Fast 2:45 Stunden dauert der Vorabend bei ihm, er reizt die Tempi extrem aus, man soll ja nicht so schnell fahren in der Energiekrise, manches erinnert bezüglich der Langsamkeit tatsächlich an Furtwängler.
Thielemann sorgt damit aber für atemberaubende Momente, die Klangkultur in dem akustisch guten Theater ist enorm, manches gerät recht wuchtig (aber nicht minder schön), vor Pathos hat er bekanntermaßen keine Angst. Insgesamt muss man zugeben: So oder so ähnlich will man den "Ring" hören, Bayreuth war um Welten davon entfernt.
Was die Regie betrifft, dürfte es im Verlauf dieser "Ring"-Produktion durchaus noch Debatten geben. Dmitri Tcherniakov ist der Regisseur, man kann im Moment bestenfalls erahnen, worum es ihm geht. Jedenfalls hat es mit Tier- und Menschenversuchen zu tun, man sieht echte Hasen in Käfigen, etwa bei der Fahrt mit dem Lift hinunter nach Nibelheim. Die Rheinszene zu Beginn spielt sich nur im Kopf von Alberich ab, der an Virtual Reality angeschlossen ist. Und was Wotan genau ist oder wird, weiß man nicht. Jedenfalls dürfte es auch um Diktaturen, um Unterdrückung, um Zentralkomitees, Parteifreunde und mafiose Gestalten gehen.
Sängerisch ist Michael Volle ein kraftvoller Wotan, Claudia Mahnke eine ausdrucksstarke Fricka, Anett Fritsch eine gute Freia, Anna Kissjudit eine erstklassige Erda, Johannes Martin Kränzle ein fabelhafter Alberich, Stephan Rügamer ein tadelloser Mime. Auch die Riesen - Mika Kares als Fasolt und Peter Rose als Fafner - sind gut besetzt, ebenso die Rheintöchter (Evelin Novak, Natalia Skrycka, Anna Lapkovskaja). Siyabonga Maqungo (Froh) hat er sehr schönes Timbre, Lauri Vasar (Donner) fällt vergleichsweise ab.

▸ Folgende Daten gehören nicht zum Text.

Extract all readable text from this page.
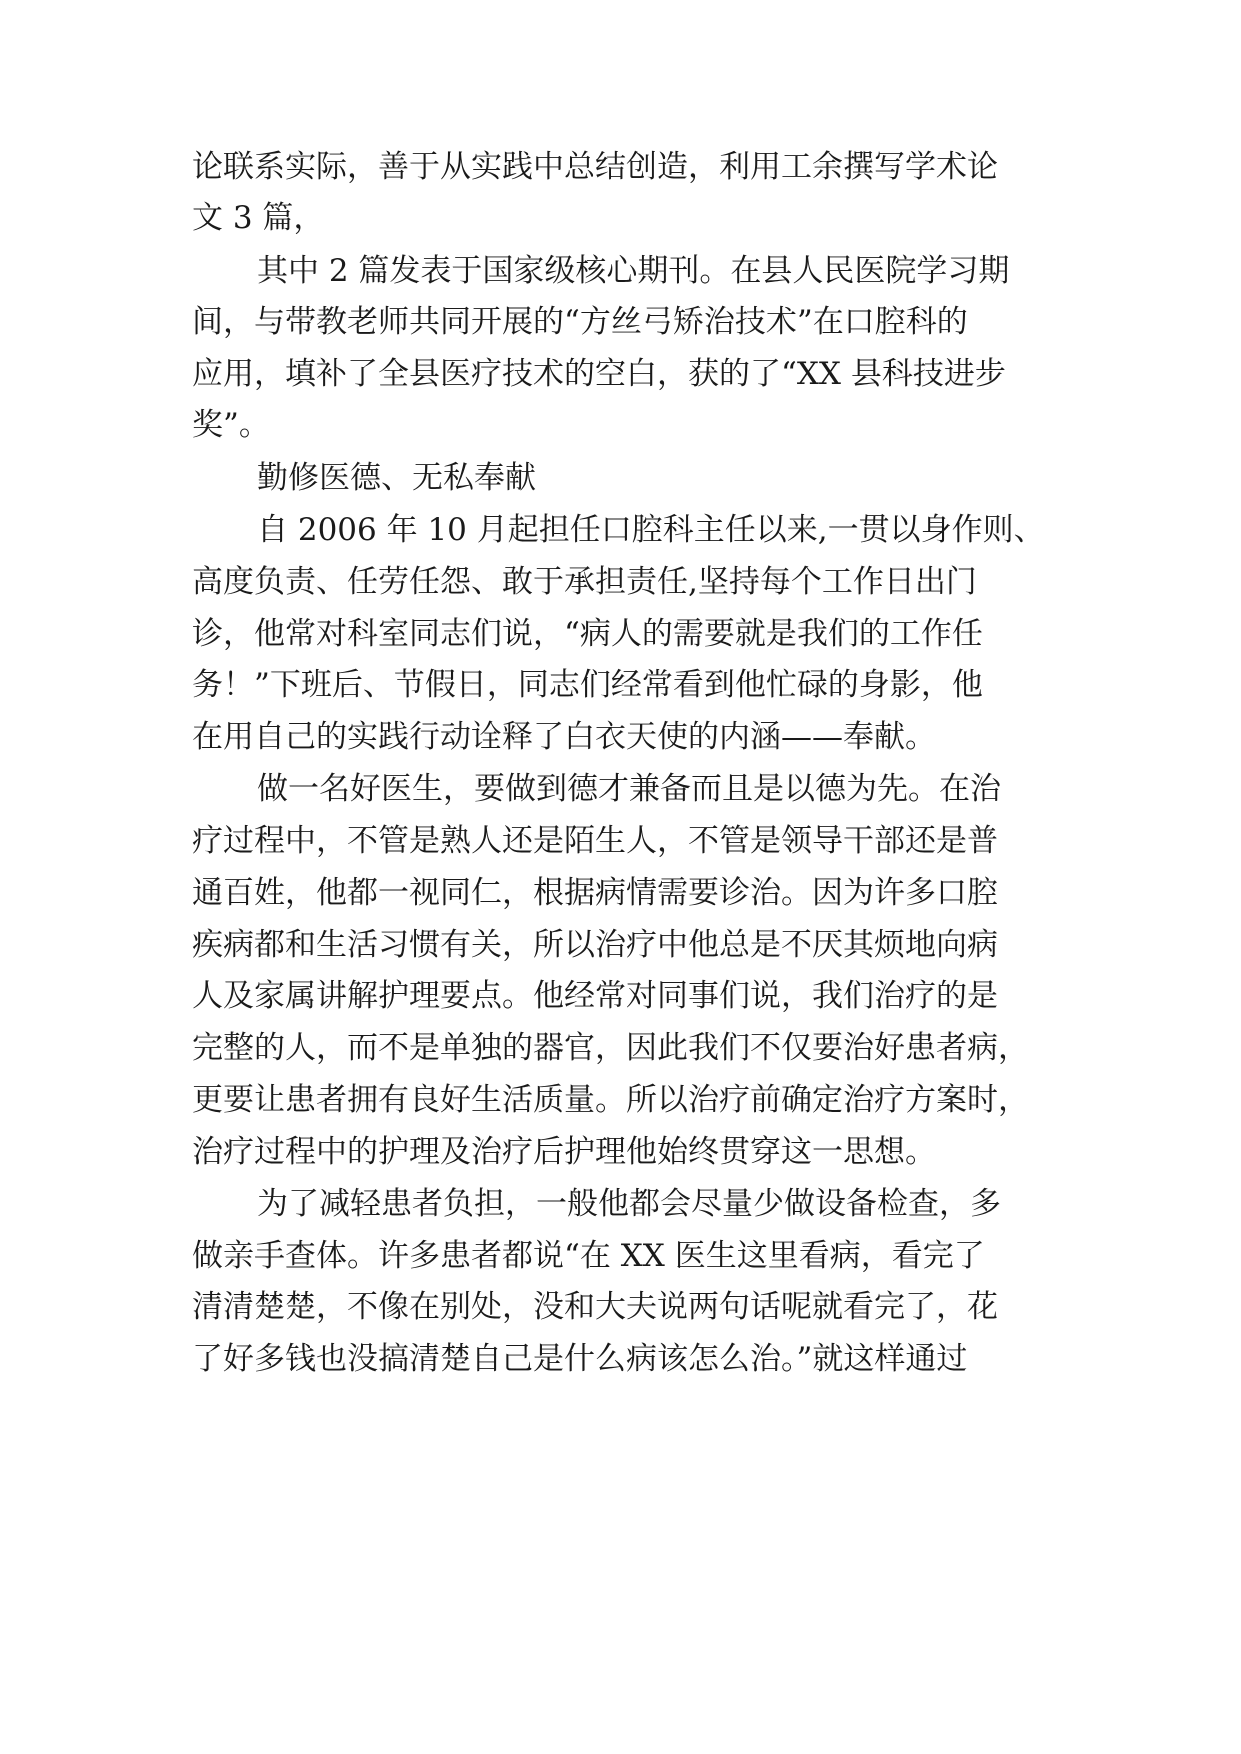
论联系实际，善于从实践中总结创造，利用工余撰写学术论

文 3 篇，

其中 2 篇发表于国家级核心期刊。在县人民医院学习期

间，与带教老师共同开展的“方丝弓矫治技术”在口腔科的

应用，填补了全县医疗技术的空白，获的了“XX 县科技进步

奖”。

勤修医德、无私奉献

自 2006 年 10 月起担任口腔科主任以来,一贯以身作则、

高度负责、任劳任怨、敢于承担责任,坚持每个工作日出门

诊，他常对科室同志们说，“病人的需要就是我们的工作任

务！”下班后、节假日，同志们经常看到他忙碌的身影，他

在用自己的实践行动诠释了白衣天使的内涵——奉献。

做一名好医生，要做到德才兼备而且是以德为先。在治

疗过程中，不管是熟人还是陌生人，不管是领导干部还是普

通百姓，他都一视同仁，根据病情需要诊治。因为许多口腔

疾病都和生活习惯有关，所以治疗中他总是不厌其烦地向病

人及家属讲解护理要点。他经常对同事们说，我们治疗的是

完整的人，而不是单独的器官，因此我们不仅要治好患者病，

更要让患者拥有良好生活质量。所以治疗前确定治疗方案时，

治疗过程中的护理及治疗后护理他始终贯穿这一思想。

为了减轻患者负担，一般他都会尽量少做设备检查，多

做亲手查体。许多患者都说“在 XX 医生这里看病，看完了

清清楚楚，不像在别处，没和大夫说两句话呢就看完了，花

了好多钱也没搞清楚自己是什么病该怎么治。”就这样通过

Im Zentrum des Interesses stand jedoch Rolando Villazon als Loge: Er macht aus dieser Rolle eine Clown-Nummer, mit Outrage und wilder Mimik. Er trägt einen senffarbenen Schnürlsamt-Anzug und Koteletten wie in den 1970er Jahren, dazu eine Brille wie einst Kommissar Derek. Stimmlich müht er sich durch die gesanglich eigentlich recht leichte Partie wie sonst bestenfalls ein Wotan durch die seine, in der Höhe und in den tieferen Lagen ist seine Stimme brüchig.
Er erntete auch einige Buhs, der Rest wurde gefeiert.
Erster Eindruck also: Ein exzellent dirigierter, großteils gut besetzter und szenisch noch rätselhafter "Ring".